BAY 43-9006 is a novel bi-aryl urea initially developed as a specific inhibitor of c-Raf and b-Raf. Subsequent studies have shown this compound also to inhibit several important tyrosine kinases involved in tumor progression, including VEGF.^16–19 Veronese et al. have shown with little question that BAY 43-0096- treated patients, more likely than not, will experience a rise in BP if exposed to this compound in sufficient amounts.20 These investigators have observed significant increases in BP in a large proportion of patients receiving BAY 43-9006. To this end, 12 of 20 patients (60%) studied experienced a systolic BP increase of 20mmHg or more after three weeks of BAY 43-9006 at a dose of 400mg twice daily.

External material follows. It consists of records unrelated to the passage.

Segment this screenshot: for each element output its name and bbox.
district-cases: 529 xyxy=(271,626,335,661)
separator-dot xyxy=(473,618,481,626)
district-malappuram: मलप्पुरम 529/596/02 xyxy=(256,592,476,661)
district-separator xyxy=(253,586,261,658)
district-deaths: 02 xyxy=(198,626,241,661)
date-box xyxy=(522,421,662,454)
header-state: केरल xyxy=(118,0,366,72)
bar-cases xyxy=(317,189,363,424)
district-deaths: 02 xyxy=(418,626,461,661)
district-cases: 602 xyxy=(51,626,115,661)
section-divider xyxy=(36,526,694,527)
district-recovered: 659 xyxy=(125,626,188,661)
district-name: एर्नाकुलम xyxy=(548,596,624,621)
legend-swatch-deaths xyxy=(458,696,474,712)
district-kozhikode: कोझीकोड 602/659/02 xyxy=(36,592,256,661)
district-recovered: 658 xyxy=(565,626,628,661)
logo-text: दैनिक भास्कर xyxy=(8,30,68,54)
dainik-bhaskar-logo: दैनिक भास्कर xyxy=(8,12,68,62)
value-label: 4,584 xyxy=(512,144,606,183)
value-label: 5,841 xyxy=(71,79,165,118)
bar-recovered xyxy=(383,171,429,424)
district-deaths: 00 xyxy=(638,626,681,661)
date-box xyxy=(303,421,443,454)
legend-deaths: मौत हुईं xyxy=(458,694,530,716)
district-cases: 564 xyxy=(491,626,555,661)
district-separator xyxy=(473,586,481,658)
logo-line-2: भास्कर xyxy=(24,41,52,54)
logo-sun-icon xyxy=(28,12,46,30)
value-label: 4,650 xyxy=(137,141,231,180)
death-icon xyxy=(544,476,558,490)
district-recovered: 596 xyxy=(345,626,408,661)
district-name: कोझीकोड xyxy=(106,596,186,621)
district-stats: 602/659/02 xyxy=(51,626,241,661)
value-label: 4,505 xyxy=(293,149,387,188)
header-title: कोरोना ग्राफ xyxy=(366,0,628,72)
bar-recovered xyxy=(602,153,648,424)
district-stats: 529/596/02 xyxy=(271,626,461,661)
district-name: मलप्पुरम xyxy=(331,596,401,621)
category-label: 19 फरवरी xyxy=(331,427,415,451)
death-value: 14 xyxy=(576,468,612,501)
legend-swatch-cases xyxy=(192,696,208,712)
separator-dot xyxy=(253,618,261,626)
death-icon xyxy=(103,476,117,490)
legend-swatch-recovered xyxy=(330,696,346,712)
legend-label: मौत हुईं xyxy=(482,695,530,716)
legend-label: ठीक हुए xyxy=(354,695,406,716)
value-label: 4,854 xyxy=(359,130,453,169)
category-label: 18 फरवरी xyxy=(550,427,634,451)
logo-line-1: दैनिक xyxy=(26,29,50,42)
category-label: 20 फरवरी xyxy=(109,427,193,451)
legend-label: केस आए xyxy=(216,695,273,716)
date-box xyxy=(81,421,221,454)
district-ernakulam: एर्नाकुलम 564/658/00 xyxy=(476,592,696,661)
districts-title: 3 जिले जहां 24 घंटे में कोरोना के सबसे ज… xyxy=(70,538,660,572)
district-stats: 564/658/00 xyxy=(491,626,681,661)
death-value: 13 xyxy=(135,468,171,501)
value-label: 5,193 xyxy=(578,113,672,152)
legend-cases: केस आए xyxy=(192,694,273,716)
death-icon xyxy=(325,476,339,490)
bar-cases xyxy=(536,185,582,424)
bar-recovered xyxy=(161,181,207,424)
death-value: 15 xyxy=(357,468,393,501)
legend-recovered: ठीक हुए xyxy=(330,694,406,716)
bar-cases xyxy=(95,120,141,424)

These investigators gathered strong supporting evidence suggesting that activation of hypertension-producing neurohumoral pathways and/or overt volume expansion are not major contributing factors to BAY 43- 9006-related hypertension. These studies did, however, observe a rise in vascular stiffness, although it could not be established whether this was a cause or an effect of the BP elevation.²⁰ The frequency with which BP elevations were observed in these studies is higher than that previously observed with both BAY 43-0096 and other angiogenesis inhibitors, in part because these investigators were specifically and carefully observing for BP changes. In other studies, no doubt the gravity of the illness, confounding hemodynamic and volume factors, and limited monitoring precluded an accurate assessment of BP changes.